Органичное сочетание тонкой духовной организации рассказчика и лирического тона повествования с драматическими перипетиями путешествия придают произведению захватывающую силу убеждения и пробуждают искреннюю человеческую симпатию и сочувствие к убеленному сединами дипломату — верному сыну своей многострадальной родины.
С первого взгляда произведение кажется перегруженным описаниями.
Однако следует отметить, что это не обусловлено ни личным вкусом и наклонностями автора, ни кругом его интересов.
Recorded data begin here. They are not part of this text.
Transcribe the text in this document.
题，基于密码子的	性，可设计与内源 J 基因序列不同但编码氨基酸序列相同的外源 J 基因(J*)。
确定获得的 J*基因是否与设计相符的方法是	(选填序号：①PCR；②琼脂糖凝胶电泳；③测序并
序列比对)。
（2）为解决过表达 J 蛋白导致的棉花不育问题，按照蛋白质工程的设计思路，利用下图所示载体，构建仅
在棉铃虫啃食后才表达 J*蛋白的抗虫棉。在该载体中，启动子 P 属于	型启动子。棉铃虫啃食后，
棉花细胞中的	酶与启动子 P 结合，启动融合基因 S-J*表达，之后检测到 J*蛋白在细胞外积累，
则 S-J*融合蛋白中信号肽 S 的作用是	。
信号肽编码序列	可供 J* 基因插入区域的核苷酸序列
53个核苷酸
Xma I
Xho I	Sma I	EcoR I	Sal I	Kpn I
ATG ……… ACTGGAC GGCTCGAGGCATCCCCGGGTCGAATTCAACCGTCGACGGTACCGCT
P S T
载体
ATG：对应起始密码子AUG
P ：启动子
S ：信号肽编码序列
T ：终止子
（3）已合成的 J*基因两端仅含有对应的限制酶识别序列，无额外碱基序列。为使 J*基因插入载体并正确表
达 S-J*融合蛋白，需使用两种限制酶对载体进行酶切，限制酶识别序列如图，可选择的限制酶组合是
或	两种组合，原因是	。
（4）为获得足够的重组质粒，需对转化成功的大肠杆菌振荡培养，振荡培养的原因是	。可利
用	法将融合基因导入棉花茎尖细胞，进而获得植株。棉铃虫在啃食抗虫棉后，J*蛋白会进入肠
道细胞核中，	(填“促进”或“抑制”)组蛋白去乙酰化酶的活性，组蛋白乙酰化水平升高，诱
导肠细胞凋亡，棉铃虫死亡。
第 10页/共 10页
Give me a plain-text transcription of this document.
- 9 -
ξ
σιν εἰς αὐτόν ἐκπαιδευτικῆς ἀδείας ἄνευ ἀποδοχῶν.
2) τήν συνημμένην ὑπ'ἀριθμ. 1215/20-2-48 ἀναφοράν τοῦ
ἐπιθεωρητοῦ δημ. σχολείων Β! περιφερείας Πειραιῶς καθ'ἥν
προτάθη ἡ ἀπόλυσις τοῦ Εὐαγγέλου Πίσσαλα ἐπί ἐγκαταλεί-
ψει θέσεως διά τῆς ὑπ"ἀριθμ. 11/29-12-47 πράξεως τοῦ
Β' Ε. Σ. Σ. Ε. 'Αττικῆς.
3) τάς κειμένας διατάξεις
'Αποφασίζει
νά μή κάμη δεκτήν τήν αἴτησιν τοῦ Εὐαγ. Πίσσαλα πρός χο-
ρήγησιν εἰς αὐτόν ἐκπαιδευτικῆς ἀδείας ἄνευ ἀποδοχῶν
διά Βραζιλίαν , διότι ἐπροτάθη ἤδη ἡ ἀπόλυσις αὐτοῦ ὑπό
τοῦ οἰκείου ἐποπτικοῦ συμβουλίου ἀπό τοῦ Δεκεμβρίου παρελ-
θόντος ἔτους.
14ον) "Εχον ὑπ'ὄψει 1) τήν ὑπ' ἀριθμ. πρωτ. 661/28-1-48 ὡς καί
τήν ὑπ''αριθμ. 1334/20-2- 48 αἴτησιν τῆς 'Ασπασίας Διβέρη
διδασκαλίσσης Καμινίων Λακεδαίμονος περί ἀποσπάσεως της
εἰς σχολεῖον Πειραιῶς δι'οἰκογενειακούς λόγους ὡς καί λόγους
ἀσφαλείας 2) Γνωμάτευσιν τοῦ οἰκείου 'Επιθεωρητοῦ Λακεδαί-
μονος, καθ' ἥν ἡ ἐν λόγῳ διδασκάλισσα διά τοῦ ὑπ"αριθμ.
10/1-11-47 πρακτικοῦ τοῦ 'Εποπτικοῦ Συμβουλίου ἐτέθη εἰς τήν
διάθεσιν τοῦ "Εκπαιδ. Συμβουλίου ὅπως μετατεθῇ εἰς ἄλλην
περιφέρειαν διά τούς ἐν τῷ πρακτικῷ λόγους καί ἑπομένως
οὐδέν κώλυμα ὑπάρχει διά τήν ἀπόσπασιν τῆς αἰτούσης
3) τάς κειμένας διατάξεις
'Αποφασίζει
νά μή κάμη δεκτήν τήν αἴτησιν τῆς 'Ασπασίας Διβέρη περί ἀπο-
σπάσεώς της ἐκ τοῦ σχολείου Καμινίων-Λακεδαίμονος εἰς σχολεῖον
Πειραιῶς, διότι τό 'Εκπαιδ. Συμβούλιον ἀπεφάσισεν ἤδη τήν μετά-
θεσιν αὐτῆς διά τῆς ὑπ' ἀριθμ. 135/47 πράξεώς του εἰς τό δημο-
В частности, грузинскому дипломату, прибывшему с определенной государственной миссией в Европу, не было оказано никакой реальной помощи ни в Париже, ни в Риме, и он возвращался на родину обманутый в своих надеждах. Однако католической церкви неугодно было наносить обиду ни Вахтангу VI, ни его посланцу, «отцу всей Грузии», у папы свои расчеты на Грузию. Вот почему церковникам даны указания компенсировать подчеркнутым вниманием неудачу миссии, погрузить посла в самую гущу религиозного уклада. Ему оказывают подчеркнутое внимание и заботу, показывают все достопримечательности католической церкви, бесчисленные святые мощи и реликвии, оглушают демонстрацией богато обставленных ритуальных служб, величием церковных церемониалов. Заодно они стараются полностью завербовать его, обратить в надежную опору для себя в Грузии. Сулхан-Саба Орбелиани видит сам это подчеркнутое внимание к себе, тяготится им. «Грандук в коляске долго следовал за мной, — пишет С.-С. Орбелиани, — того не делают даже для королей». Ему показывают в виде исключения такие сокровища, которые доступны для обозрения одним лишь королям. Его повезли посмотреть легендарное кольцо, которым Иосиф обручил деву Марию, и когда народ узнал, что отворятся врата той комнаты, где оно хранится, он хлынул в таком количестве, что задавили одну женщину с ребенком на руках, а проход туда гостю прокладывали с оружием в руках. Разумеется, такие почести — не простое гостеприимство, а продуманный тактический ход, с целью создать надежную опору для пропаганды католицизма в Грузии. Одновременно, заполняя все время пребывания гостя бесчисленными приемами и посещениями католических достопримечательностей, хозяева лишали его возможности вести переговоры по интересующим его вопросам, обсуждать государственные дела, заниматься своей дипломатической миссией. И вместо реальных плодов столь многотрудного путешествия, Сулхану-Саба приходилось довольствоваться ролью паломника к «святым местам». Вместо предполагаемых встреч с политическими и общественными деятелями Запада, ему только и оставалось, что в монастырских стенах, воздев руки горе, молить бога о спасении своей отчизны.